Recent trials by fastening systems innovator Segnut at an aluminium plant and a steel recycling plant have reaffirmed the product's ability to reduce maintenance risks, improve safety and increase productivity.
The Segnut is a world-first, patented threaded nut system which has been shown to reduce the time taken to remove seized and damaged nuts in fixed and mobile equipment by up to 97 percent.
The Segnut has a patented inner section consisting of three segments held captive by an outer retaining sleeve. When the outer sleeve is turned a few degrees in the tightening direction, the Segnut releases from the bolt and falls away.
This means a damaged nut can be removed without it having to travel back up the bolt thread and also eliminates the need for hazardous and time-consuming removal methods such as oxy cutting (ie gas axing), hydraulic nut splitting and angle grinding.
Bell Bay tests secure on-going supply contract
The success of a recent trial at Rio Tinto's Bell Bay Aluminium refinery in northern Tasmania has resulted in Segnut being added to the site's inventory management system as a regular supply item for day-to-day operations.
During the trial, Segnuts were used to secure wear plates on the paste mixers as part of the carbon anode manufacturing process. They were operated at temperatures in excess of 250 degrees C.
The securing bolts must be removed from the inside of the machine, making periodic removal of the plates difficult and time-consuming. It also required maintenance personnel to work in confined spaces and make use of high-risk oxy-acetylene cutting.
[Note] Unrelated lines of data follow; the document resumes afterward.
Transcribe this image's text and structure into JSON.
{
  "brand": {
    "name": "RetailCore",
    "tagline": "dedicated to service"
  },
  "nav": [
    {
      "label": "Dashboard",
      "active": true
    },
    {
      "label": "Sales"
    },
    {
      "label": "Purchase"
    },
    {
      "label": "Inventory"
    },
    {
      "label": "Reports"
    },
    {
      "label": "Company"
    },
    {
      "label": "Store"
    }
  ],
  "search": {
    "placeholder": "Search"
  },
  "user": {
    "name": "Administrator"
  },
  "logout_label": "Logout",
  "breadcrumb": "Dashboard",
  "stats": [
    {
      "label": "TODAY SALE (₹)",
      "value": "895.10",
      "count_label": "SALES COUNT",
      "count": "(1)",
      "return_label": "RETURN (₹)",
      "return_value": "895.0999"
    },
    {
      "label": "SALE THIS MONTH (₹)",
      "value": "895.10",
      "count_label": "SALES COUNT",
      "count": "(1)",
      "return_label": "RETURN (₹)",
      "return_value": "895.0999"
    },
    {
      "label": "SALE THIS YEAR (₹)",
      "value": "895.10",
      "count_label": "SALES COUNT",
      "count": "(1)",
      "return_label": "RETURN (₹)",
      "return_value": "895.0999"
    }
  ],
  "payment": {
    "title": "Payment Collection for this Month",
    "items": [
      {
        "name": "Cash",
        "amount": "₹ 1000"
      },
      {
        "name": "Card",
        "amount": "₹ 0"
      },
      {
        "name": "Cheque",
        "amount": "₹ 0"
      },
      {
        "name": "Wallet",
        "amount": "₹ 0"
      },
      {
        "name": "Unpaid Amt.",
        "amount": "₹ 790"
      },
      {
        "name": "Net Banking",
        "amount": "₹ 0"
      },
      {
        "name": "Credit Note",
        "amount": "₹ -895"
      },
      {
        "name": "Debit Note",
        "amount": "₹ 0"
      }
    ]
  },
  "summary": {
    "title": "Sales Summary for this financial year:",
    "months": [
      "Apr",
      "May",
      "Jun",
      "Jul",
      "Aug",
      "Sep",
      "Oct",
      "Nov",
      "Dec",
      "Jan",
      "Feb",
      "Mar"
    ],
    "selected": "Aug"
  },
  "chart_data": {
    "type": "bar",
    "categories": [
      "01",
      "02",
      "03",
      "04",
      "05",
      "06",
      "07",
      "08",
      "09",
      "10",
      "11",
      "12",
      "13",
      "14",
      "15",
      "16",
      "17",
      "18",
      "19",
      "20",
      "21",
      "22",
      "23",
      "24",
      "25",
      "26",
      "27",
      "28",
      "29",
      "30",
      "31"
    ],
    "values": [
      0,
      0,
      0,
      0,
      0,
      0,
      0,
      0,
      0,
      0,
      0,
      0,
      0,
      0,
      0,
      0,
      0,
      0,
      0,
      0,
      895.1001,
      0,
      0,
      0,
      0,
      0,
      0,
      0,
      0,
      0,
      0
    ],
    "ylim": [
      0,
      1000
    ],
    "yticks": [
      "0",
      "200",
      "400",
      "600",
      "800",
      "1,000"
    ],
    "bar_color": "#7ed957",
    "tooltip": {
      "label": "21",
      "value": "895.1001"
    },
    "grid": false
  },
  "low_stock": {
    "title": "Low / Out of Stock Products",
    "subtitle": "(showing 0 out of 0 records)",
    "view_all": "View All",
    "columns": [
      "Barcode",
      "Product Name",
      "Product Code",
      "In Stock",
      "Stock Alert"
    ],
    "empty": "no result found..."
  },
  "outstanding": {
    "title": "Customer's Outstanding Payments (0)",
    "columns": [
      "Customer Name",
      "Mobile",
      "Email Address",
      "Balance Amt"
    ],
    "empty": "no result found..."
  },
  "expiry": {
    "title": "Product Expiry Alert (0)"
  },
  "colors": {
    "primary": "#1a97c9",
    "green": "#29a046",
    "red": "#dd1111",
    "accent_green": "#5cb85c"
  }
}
Being a smelting environment with multiple risks surrounding fumes and hot works in the same place, the elimination of these practices in the refinery is a high safety priority for Bell Bay.
Segnut provided a solution that removed the need for dangerous high-energy removal methods and significantly shortened the change-out downtime.
Handling the heat at Infrabuild
The Segnut was also put to the test in extreme conditions at the Infrabuild steel recycling facility in Laverton, Victoria.
Segnuts were used to secure the water-filled insulating jacket on a furnace running at 1300 degrees C, with the nuts themselves exposed to temperatures as high as 450 degrees C.
The trial measured how the Segnut performed as a fastener in such extreme conditions. After eight weeks, tests showed that the nuts' oxide coating remained intact and that the structural integrity of the nut was not compromised.
Continued test success paves the way to wider application
The recent test successes coupled with the results of previous trials are paving the way for the wider application of Segnuts in the mining and construction industries.
"Tests on D10 Dozers at a gold mine in Western Australia reduced the time taken to remove the nuts from a cutting edge blade by 79 percent, and also eliminated critical health and safety issues," said Segnut Director Product Development, Tom Baskovich.
"Similarly, high risk nut removal methods were eliminated with the use of Segnuts on loaders at a quarry in South Australia, where a spate of serious lost time injuries had occurred.
"We have also run successful trials in an impact crusher, on front-end loaders, and on vibratory screens with Segnut delivering safety, time and labour savings whilst demonstrating its impact across a wide range of applications," Baskovich said.